Keputusan ini memicu reaksi keras dari berbagai kalangan, termasuk dari organisasi Purna Paskibraka Indonesia (PPI) dan tokoh-tokoh agama. Mereka menganggap langkah tersebut sebagai pelanggaran terhadap hak kebebasan beragama dan nilai-nilai Pancasila.
Menanggapi situasi ini, pada Selasa (13/8), Yudian Wahyudi, Kepala BPIP, mengapresiasi perhatian media terhadap kasus ini dan menyampaikan permohonan maaf atas pemberitaan yang berkembang.
“BPIP juga menyampaikan permohonan maaf kepada seluruh masyarakat Indonesia atas pemberitaan yang berkembang,” imbuhnya.
BPIP menjelaskan bahwa melepas jilbab merupakan keputusan sukarela dalam rangka mematuhi aturan selama upacara kenegaraan.

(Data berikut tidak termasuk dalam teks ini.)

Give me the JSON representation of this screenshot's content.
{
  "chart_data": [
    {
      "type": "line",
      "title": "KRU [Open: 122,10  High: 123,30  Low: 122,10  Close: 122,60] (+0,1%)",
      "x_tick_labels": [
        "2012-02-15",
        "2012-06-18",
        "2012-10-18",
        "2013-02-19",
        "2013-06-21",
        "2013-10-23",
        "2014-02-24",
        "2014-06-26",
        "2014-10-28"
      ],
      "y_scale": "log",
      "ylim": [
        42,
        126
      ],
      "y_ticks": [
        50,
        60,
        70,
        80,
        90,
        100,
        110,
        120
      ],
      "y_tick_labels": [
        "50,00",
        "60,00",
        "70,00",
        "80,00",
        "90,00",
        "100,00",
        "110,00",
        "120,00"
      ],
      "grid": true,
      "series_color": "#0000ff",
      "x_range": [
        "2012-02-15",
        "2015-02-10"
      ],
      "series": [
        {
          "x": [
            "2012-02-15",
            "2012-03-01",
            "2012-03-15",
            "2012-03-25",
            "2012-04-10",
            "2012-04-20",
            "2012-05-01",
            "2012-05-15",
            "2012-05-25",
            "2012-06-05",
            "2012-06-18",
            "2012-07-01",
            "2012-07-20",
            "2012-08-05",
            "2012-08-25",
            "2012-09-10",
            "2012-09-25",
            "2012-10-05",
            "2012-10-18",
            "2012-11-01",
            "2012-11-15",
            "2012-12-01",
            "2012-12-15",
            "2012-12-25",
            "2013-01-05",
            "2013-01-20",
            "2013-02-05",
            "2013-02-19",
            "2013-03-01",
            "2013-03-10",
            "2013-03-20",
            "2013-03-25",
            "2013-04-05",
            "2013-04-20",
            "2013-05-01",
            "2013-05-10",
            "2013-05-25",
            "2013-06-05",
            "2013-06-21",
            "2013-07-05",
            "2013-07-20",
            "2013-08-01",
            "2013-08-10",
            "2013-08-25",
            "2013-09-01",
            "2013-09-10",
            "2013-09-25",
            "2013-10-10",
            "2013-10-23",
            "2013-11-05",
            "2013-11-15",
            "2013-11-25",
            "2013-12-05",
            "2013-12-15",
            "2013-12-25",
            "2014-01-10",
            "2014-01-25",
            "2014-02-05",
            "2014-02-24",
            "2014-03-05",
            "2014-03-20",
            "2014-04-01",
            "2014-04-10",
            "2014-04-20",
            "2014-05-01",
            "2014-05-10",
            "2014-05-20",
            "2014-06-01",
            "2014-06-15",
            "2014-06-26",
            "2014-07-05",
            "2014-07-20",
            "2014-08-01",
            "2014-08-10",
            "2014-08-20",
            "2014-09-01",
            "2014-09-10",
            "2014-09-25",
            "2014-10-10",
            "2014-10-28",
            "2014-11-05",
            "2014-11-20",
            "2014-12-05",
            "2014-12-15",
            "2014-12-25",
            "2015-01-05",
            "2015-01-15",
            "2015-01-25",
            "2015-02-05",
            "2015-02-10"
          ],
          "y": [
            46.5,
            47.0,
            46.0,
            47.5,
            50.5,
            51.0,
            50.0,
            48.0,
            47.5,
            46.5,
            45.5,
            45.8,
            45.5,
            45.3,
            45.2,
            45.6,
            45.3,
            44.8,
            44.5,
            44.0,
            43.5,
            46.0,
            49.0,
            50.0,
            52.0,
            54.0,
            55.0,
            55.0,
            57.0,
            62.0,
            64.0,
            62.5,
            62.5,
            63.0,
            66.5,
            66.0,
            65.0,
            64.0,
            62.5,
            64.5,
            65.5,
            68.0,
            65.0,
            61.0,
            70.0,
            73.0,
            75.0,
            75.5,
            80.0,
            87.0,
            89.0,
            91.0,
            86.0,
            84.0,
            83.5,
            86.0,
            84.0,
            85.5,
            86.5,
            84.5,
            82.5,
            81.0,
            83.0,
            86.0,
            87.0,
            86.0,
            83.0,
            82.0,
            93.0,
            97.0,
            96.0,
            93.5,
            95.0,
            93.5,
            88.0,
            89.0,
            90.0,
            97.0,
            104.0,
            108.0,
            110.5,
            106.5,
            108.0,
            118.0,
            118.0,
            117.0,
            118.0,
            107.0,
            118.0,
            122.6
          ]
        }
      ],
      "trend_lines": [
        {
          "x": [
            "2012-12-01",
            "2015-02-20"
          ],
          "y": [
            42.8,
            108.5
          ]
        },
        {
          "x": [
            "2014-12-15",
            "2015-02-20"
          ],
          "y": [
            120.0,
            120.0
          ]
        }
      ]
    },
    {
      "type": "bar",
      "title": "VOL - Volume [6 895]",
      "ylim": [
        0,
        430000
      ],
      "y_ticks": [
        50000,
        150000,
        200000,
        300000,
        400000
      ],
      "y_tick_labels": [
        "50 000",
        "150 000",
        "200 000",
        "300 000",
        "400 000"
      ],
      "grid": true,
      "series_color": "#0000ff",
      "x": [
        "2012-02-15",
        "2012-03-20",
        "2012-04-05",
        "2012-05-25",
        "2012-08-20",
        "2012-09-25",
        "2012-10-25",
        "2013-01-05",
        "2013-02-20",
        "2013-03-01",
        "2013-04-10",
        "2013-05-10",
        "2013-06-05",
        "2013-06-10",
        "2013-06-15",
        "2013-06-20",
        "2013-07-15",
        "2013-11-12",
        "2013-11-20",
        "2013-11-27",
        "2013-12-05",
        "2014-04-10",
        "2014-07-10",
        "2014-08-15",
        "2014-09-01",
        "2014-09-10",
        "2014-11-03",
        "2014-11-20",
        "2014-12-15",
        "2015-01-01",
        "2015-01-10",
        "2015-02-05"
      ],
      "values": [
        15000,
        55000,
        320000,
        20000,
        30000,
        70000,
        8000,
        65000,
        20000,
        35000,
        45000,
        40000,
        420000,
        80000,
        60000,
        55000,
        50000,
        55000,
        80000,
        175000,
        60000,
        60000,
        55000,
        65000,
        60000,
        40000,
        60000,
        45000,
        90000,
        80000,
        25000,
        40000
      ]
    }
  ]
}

Mereka menegaskan bahwa para Paskibraka putri dapat mengenakan jilbab mereka dalam kesempatan lain.
“Penampilan Paskibraka putri dengan mengenakan pakaian, atribut dan sikap tampang sebagaimana terlihat pada saat pelaksanaan tugas kenegaraan yaitu Pengukuhan Paskibraka adalah kesukarelaan mereka dalam rangka mematuhi peraturan yang ada,” ujar Yudian.
Kendati begitu, pengurus Pusat Purna Paskibraka Indonesia (PPI) merasa kecewa dengan kebijakan ini.
Ketua Umum PPI, Gousta Feriza, meminta BPIP memberikan klarifikasi dan mengevaluasi kebijakan yang dianggap bertentangan dengan nilai-nilai Pancasila. Gousta juga berharap agar kebijakan ini tidak terulang pada upacara mendatang.
“Tentunya BPIP selaku Pengelola dan Penanggung Jawab Program Paskibraka bersedia mengevaluasi semua kebijakan dan keputusan-keputusannya yang bertentangan dengan nilai-nilai luhur Pancasila,” kata Gousta dalam konferensi pers di Kantor PPI, Jakarta, Rabu (14/8)
Tak hanya itu, Ketua MUI Bidang Dakwah, KH Muhammad Cholil Nafis, mengkritik BPIP melalui media sosial. Ia menilai BPIP telah melanggar peraturan internalnya sendiri dengan mengeluarkan Keputusan Kepala BPIP Nomor 35 Tahun 2024 yang menghilangkan kewajiban untuk mengenakan ciput bagi peserta berhijab.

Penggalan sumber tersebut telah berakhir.